Bobby locked his hands behind his head, resting from the pain. "When I hit the yard I knew what to do—not like when you and Virgil had to pull me up. I remembered what you told me. When the niggers rolled up on me, I acted like I didn't know what they were talking about— like I was scared. They told me to pull commissary the next day and turn it over." Bobby smiled, thinking about it. The smile would have scared a cop. "I turn over my commissary—I might as well turn over my body so they could fuck me in the ass. I get a shank for two cartons—just a file with some tape on the end for a grip. I work on the thing all night long, getting it sharp. In the morning, I pull my commissary. I put the shank in the paper bag with the tape sticking up. I walk out to the yard with the bag against my chest—like a fucking broad with the groceries. The same niggers move on me—tell me to hand it over. I pull the shank and plant it in the first guy's chest–—a good underhand shot. It comes out of him when he goes down. I run to get room. Turn aroundand I'm alonethe niggers took off. I hear a shot and the dirt flies up right near me. I drop the shank and the screws come for me."
"You should of dropped the shank when you ran," I said.

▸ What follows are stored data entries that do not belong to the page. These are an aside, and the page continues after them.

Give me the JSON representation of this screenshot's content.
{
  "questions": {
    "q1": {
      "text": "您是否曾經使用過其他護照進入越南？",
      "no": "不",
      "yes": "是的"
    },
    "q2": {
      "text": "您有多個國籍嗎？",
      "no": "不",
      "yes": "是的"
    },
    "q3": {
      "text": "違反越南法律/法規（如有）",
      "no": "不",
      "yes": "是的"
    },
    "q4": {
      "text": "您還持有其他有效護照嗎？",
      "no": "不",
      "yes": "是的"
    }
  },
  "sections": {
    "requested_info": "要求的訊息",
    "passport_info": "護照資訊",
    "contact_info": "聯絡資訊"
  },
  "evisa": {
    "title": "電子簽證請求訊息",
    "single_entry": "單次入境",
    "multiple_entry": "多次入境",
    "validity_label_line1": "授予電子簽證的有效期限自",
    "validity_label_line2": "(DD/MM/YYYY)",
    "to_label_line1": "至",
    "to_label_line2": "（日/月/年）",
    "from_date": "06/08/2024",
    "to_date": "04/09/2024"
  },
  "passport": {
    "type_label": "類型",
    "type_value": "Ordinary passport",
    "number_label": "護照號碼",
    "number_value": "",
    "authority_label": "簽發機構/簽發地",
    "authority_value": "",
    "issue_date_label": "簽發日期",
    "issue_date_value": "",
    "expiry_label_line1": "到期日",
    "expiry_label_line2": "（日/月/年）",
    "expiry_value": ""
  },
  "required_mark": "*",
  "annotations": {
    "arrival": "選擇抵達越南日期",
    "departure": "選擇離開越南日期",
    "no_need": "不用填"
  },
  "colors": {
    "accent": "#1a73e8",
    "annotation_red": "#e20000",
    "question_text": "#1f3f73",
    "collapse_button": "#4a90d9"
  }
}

"I know that now—didn't know it then. Things are different out there." Bobby ground out his cigarette on the garage floor, took one of his own, and lit it. "They put me in the hole. Out there, the fucking hole is like a regular prison—it's full of guys—guys spend fucking years in the hole. Only they call it the 'Adjustment Center.' Nice name, huh? There's three tiers on each side. Little tiny dark cells. The noise was unbelievable—screaming all the time. Not from the guards doing work on any of the guys—screaming just to be screaming.
"I was sitting in my cell, thinking about how much more time I'd get behind this, even if the nigger didn't rat me out. I mean, they caught me with the shank and all. Then it started. The niggers. 'You a dead white motherfucker!' 'You gonna suck every black dick in the joint, boy!' All that shit. I yelled back at the first one, but they kept it up, like they was working in shifts or something. And then one of them yelled out that the guy I stabbed was his main man—he was gonna cut off my balls and make me eat them. They were fucking animals, Burke. They never stopped—day and night, calling my name, telling me they were gonna throw gasoline in my cell and fire me up, poison my food, gang–fuck me until I was dead."
Bobby was quiet for a minute. His voice was hard but his hands were shaking. He looked at his hands—curled them into fists. "After a couple of days, I didn't have the strength to yell back at them. It sounded like there were hundreds of them. Even the trustee—the scumbag who brought the coffee cart around—he spit in my coffee, dared me to tell the Man.
"They pulled me out to see the Disciplinary Committee.